Two of Australia’s largest and most successful space companies, rocket manufacturer and launch company Gilmour Space Technologies and nanosatellites maker Fleet Space Technologies, have partnered to launch six nanosatellites into space in 2023.
The deal is another major boost in improving Australia’s sovereign capability in space, with the launch to be from an Australian site, with an Australian-built rocket carrying Australian-built satellites.
But despite the private success, government support for the sector lagging.
“It’s a great demonstration of two of the leading space pioneers that are VC-backed working together, and that we see value in working with each other,” Gilmour Space Technologies chief executive Adam Gilmour told InnovationAus.
“It’s a pristine example of sovereign capability in the absence of government intervention. These are two companies that have raised venture capital, have been financed through venture capital, working together on space capability in Australia.”
While the local space sector is growing at a rapid pace, the government is lagging behind and not offering the support that is needed, Mr Gilmour said.

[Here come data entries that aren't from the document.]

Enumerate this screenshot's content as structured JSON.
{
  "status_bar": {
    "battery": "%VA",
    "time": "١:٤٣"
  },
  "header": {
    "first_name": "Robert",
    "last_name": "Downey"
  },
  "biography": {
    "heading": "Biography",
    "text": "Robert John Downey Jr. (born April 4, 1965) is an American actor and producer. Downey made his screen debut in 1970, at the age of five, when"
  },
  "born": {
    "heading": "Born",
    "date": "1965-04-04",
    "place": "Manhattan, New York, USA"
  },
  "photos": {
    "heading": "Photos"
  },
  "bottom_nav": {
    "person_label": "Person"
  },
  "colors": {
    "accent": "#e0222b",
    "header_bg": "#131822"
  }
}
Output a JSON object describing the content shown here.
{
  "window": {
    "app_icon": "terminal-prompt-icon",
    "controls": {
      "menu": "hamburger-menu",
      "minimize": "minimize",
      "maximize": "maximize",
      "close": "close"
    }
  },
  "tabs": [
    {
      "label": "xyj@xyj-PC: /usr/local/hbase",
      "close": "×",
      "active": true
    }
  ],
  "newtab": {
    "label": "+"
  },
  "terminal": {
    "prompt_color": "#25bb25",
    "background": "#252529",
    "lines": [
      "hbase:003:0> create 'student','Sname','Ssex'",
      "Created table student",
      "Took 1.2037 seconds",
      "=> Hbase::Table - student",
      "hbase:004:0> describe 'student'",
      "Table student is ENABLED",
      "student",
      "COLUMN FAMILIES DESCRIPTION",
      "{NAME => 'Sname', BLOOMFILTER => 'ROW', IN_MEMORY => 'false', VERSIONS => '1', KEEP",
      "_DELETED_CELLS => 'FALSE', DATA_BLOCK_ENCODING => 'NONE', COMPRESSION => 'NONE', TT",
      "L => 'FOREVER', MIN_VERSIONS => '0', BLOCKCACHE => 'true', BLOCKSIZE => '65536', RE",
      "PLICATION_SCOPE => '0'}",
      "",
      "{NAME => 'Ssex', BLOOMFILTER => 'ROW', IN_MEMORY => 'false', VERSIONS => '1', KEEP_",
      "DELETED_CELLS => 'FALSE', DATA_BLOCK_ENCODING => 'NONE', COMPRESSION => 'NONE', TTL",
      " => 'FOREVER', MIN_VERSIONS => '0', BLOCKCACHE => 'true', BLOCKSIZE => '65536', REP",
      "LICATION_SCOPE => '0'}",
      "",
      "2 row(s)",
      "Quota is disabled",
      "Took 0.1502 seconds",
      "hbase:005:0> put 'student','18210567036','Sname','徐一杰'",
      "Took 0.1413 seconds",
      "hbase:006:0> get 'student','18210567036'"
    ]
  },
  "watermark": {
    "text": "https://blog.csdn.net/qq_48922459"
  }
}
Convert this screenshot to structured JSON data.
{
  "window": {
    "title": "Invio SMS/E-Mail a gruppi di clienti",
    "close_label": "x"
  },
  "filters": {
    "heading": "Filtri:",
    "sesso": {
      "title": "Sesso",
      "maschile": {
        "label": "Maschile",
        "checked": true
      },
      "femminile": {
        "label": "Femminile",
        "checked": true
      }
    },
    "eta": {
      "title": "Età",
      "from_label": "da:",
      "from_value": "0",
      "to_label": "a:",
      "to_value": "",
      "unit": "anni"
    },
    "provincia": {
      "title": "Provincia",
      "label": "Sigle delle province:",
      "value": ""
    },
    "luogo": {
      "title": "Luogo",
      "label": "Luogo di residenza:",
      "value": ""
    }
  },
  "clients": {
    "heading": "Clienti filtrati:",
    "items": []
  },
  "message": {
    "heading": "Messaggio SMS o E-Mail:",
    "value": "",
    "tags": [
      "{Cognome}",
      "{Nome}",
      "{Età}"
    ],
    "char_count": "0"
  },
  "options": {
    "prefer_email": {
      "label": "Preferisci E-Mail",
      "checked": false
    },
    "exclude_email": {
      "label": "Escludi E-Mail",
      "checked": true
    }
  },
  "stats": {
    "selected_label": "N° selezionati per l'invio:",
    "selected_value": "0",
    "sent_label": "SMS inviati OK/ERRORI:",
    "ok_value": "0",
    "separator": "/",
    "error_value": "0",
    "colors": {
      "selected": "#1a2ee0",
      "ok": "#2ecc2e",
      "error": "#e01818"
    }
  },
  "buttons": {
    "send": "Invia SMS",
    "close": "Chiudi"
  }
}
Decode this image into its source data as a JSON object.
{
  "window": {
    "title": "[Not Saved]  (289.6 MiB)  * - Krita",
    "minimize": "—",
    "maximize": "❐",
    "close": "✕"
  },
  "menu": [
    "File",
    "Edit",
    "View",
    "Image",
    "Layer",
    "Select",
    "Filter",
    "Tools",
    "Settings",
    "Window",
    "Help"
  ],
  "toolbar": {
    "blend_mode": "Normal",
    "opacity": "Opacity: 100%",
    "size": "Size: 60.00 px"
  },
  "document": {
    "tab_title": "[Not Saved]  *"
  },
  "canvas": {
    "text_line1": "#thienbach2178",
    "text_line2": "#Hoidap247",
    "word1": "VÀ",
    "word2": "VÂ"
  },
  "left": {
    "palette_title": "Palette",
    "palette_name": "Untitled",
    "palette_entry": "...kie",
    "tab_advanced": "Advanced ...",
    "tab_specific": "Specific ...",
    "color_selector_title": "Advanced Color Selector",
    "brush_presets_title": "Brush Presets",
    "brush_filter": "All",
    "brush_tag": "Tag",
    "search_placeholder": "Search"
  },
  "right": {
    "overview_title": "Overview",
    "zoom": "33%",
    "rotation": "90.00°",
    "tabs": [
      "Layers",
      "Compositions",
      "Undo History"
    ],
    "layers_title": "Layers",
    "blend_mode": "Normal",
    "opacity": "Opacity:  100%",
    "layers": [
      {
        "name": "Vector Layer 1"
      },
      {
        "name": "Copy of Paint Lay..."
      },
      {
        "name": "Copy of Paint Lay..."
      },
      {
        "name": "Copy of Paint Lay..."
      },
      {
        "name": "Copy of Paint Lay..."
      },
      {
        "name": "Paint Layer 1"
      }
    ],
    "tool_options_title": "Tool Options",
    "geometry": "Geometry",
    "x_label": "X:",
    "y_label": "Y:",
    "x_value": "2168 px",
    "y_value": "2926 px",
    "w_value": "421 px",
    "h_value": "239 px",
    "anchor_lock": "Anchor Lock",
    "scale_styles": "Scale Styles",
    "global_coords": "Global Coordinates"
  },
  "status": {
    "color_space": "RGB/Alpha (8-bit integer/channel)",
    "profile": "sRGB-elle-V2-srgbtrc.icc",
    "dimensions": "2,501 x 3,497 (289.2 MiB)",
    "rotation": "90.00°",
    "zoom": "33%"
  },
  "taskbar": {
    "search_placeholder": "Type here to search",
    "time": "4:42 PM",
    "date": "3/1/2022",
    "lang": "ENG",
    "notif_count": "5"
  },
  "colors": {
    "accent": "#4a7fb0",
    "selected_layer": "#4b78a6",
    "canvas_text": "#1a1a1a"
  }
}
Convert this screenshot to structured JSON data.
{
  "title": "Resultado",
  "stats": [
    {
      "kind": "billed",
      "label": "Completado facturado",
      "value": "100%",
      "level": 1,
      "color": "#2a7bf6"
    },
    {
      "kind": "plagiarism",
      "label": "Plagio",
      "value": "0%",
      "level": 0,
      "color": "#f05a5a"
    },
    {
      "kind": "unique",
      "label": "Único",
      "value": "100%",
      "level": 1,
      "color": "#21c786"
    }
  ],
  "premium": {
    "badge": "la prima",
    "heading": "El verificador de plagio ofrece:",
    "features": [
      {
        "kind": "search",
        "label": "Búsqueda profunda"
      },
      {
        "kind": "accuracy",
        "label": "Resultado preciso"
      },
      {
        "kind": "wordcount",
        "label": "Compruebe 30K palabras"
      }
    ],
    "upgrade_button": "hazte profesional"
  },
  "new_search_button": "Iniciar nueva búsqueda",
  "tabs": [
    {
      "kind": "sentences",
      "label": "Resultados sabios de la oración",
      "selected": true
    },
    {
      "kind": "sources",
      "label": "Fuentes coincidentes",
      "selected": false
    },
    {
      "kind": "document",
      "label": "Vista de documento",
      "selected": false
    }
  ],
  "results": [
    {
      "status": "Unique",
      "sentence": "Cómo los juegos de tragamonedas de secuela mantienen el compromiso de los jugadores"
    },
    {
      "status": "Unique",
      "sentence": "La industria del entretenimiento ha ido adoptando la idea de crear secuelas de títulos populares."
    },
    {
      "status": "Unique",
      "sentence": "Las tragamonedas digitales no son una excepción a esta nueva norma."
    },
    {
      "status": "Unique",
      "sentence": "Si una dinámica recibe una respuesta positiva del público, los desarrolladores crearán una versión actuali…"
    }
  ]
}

Mr Gilmour, who is on the space taskforce for the federal Modern Manufacturing Initiative, said his company has not received a dollar from the Australian Space Agency, and is yet to sign any deals with the Defence Department.
This had put his company at a disadvantage compared to its global competitors, he said.
“The industry is moving faster than even the government thinks. It just makes it harder to get the job done,” Mr Gilmour said.
“I’m in the middle of raising my Series C and I’m going to successfully raise a decent amount of money, but at a valuation significantly under my competitors around the world, and the main reason why is because I don’t yet have any kind of deal from the Space Agency or any contract from the Air Force.
“And if I look at my competitors that are at the same level as I am around the world, they’ve all got contracts already. That means they can get a much higher valuation and raise a lot more money. We’re continually behind the eight ball in Australia.”
This government backing is the “last missing piece” of the Australian space puzzle, Mr Gilmour said.
“It’s fantastic the Modern Manufacturing Initiative has space as one of the six priority sectors – that is a positive sign the government is realising this, but it’s beyond the Department of Industry,” he said.
“The Space Agency and Defence department have to step up and start putting more money on the plate for contracts.
“What’s going to happen if they don’t do that soon is we’re just going to do it anyway. It’s just making it that much harder.”
Fleet Space Technologies chief executive Flavia Tata Nardini said the new partnership is an important step in the push for sovereign capability in space and satellites.
“Today’s announcement is the beginning of an ongoing launch service relationship as we work towards our planned constellation of 140 satellites. We are building a strong portfolio of launch service partners, and we are very excited to have Gilmour Space as one of them,” Ms Tata Nardini said.
“As a country we are highly reliant on space technologies from other nations and it’s time to realise that we can have critical sovereign capabilities in satellite development and launch here in Australia.”
Late last year Gilmour Space Technologies signed on its first local customer for its Eris rocket, to be launched next year. This will see the company deliver a 35kg spacecraft into orbit, the largest payload by an Australian company, and the first time a local payload will be launched from an Australian rocket from Australia.
The Fleet satellites will be launched on the third flight of Gilmour’s Eris rocket in 2023.
Earlier this year, Gilmour also announced that it had partnered with Space Machines Company and Fireball.International (now exci) to send orbital transport Optimus-1 into space in March next year, launching a bushfire detection satellite into orbit.